MD5 Se sabe que el hash es vulnerable a las colisiones. Por este motivo, dos archivos diferentes podrían tener lo mismo ETag si se hubieran fabricado para aprovechar la colisión conocida.

La SHA256 familia admite los siguientes algoritmos. Los algoritmos se calculan de la siguiente manera:

  • FASTQ_ SHA256up: calcula el hash SHA-256 de una fuente de conjunto de lectura FASTQ completa y sin comprimir.

  • BAM_ SHA256up: calcula el hash SHA-256 de la sección de alineación de una fuente de conjunto de lectura BAM o uBAM sin comprimir tal como se representa en el SAM, en función de la referencia vinculada, si hay alguna disponible.

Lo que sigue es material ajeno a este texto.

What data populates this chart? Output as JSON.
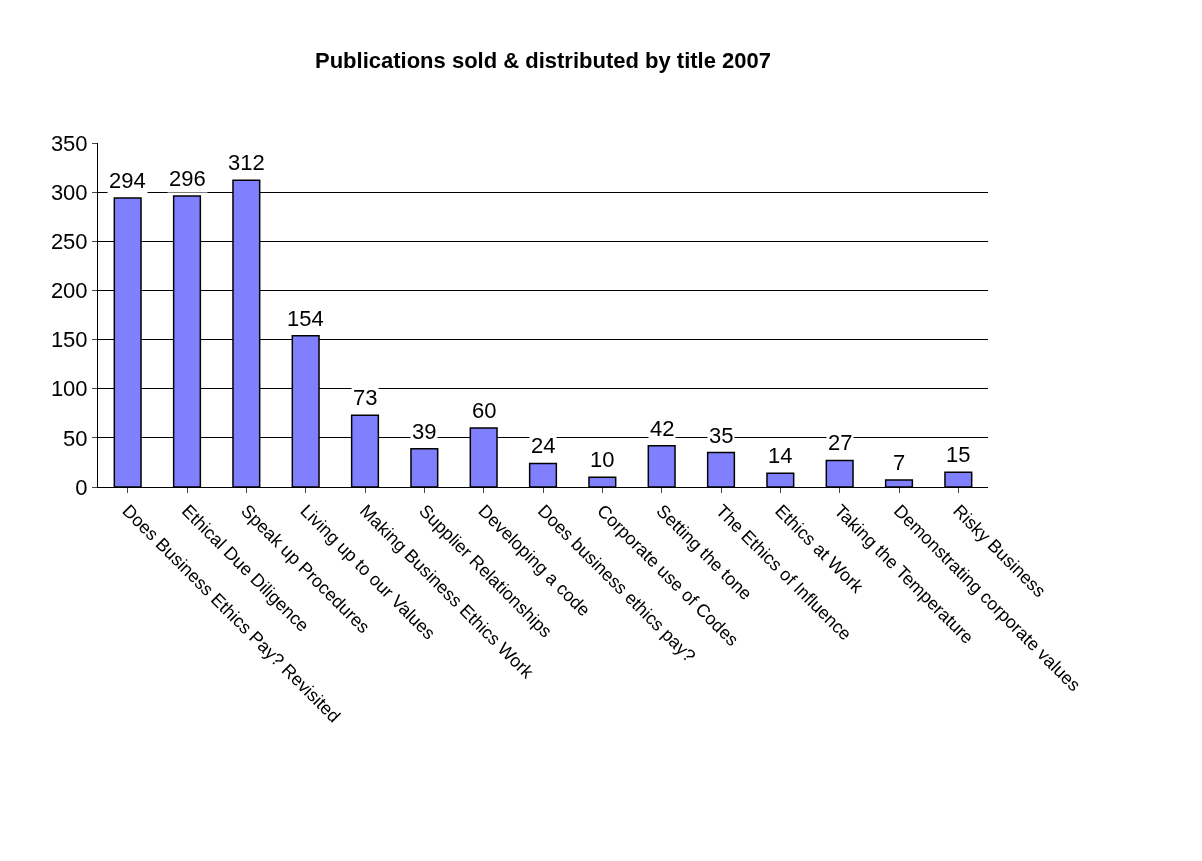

  • CRAM_ SHA256up: calcula el hash SHA-256 de la sección de alineación de una fuente de conjunto de lectura CRAM sin comprimir tal como se representa en el SAM, en función de la referencia vinculada.

La familia admite los siguientes algoritmos. SHA512 Los algoritmos se calculan de la siguiente manera:

  • FASTQ_ SHA512up: calcula el hash SHA-512 de una fuente de conjunto de lectura FASTQ completa y sin comprimir.

  • BAM_ SHA512up: calcula el hash SHA-512 de la sección de alineación de una fuente de conjunto de lectura BAM o uBAM sin comprimir tal como se representa en el SAM, basándose en la referencia vinculada, si hay alguna disponible.

  • CRAM_ SHA512up : calcula el hash SHA-512 de la sección de alineación de una fuente de conjunto de lectura CRAM sin comprimir tal como se representa en el SAM, en función de la referencia vinculada.